The drone flew in first, as always, and showed only two heat signatures coming from inside the small farmhouse. The rest of the area was quiet. The team received real-time reports as they neared. After one last weapon’s check, the eight men donned their NVGs, secured their helmets, and lined up on either side of the chopper to fast rope in.
The doors slid open, bringing in the cool breeze that whipped through the chopper. One by one, the men jumped out into the dark night and dropped from view. Roth went last. When he reached the ground, he found one of his teammates had landed on a rock and fucked up his ankle. He couldn’t walk. Not only would they be down one man, but the chopper also then had to land to pick him up, spending more time on station. This was problematic as it could draw more attention. Not what they wanted. The injured man was helped in, and then the chopper lifted back off as Roth and the others headed in the direction of the farmhouse.
“See, L.T.” Roth whispered to his CO. “The hex already played out from not having your cigar.
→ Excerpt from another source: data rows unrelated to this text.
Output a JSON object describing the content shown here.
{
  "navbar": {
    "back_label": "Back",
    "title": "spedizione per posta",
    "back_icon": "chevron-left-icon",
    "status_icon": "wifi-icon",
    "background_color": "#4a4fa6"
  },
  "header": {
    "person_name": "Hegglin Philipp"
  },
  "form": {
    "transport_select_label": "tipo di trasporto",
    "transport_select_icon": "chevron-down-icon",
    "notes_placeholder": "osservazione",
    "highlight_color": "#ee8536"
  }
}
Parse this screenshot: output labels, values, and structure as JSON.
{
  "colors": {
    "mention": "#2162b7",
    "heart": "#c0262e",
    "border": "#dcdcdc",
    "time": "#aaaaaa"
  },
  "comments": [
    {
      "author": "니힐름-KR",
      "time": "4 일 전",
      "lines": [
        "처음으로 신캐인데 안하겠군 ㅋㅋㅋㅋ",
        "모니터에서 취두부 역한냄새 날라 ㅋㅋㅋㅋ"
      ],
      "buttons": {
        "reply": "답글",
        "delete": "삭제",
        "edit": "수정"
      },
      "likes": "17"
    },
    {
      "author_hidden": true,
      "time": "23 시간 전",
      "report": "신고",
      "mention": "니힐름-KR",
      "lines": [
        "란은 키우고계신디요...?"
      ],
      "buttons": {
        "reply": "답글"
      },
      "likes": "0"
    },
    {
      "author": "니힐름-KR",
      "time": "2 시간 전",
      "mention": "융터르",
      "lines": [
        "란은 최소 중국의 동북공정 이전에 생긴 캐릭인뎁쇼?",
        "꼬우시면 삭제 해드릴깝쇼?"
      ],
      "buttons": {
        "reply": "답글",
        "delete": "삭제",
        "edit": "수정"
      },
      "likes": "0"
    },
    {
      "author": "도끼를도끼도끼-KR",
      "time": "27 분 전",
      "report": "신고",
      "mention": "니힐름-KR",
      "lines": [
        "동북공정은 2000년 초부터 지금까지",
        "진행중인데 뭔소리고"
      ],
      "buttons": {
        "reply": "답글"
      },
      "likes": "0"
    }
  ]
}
No worries now.”
Lieutenant Palmer wasn’t so sure. Something was nagging at him about this mission. But he didn’t share that ominous feeling with any of the men.
They were a good distance from the farmhouse, but close enough to see it through binoculars. They’d never approached the structure because in prior pickups, the target to extract would be brought out to a rendezvous location about a click away from the house to a predetermined meeting spot.
“Have the drone make one more pass before we approach,” L.T. Palmer transmitted.
Roth noticed that he was being extra cautious.
The seven men hunkered down and waited. Two heat signatures inside were confirmed. Only then did they approach the structure and take up positions near it. Palmer, whose callsign was PawPaw, and Bentley, whose callsign was Mercedes, approached the house. Bentley was their only team member who spoke the local language.
They crept up to the door. PawPaw opened it and they stepped into the dark interior. Through comms, the team heard the conversation in the local tongue, a male and female. The team relaxed a bit.
“Crash, need you inside,” PawPaw transmitted.
Roth knew that meant there was a medical issue with one of the targets for extraction. Shit. This could make the exfil go a lot slower. He hoped whoever it was could walk. “Roger, on my way,” he replied.
He was nearly to the door when the sound he knew all too well approached from the east, as through his comms, the Operations Center at base transmitted a dire warning. “Incoming drone and it’s not ours.”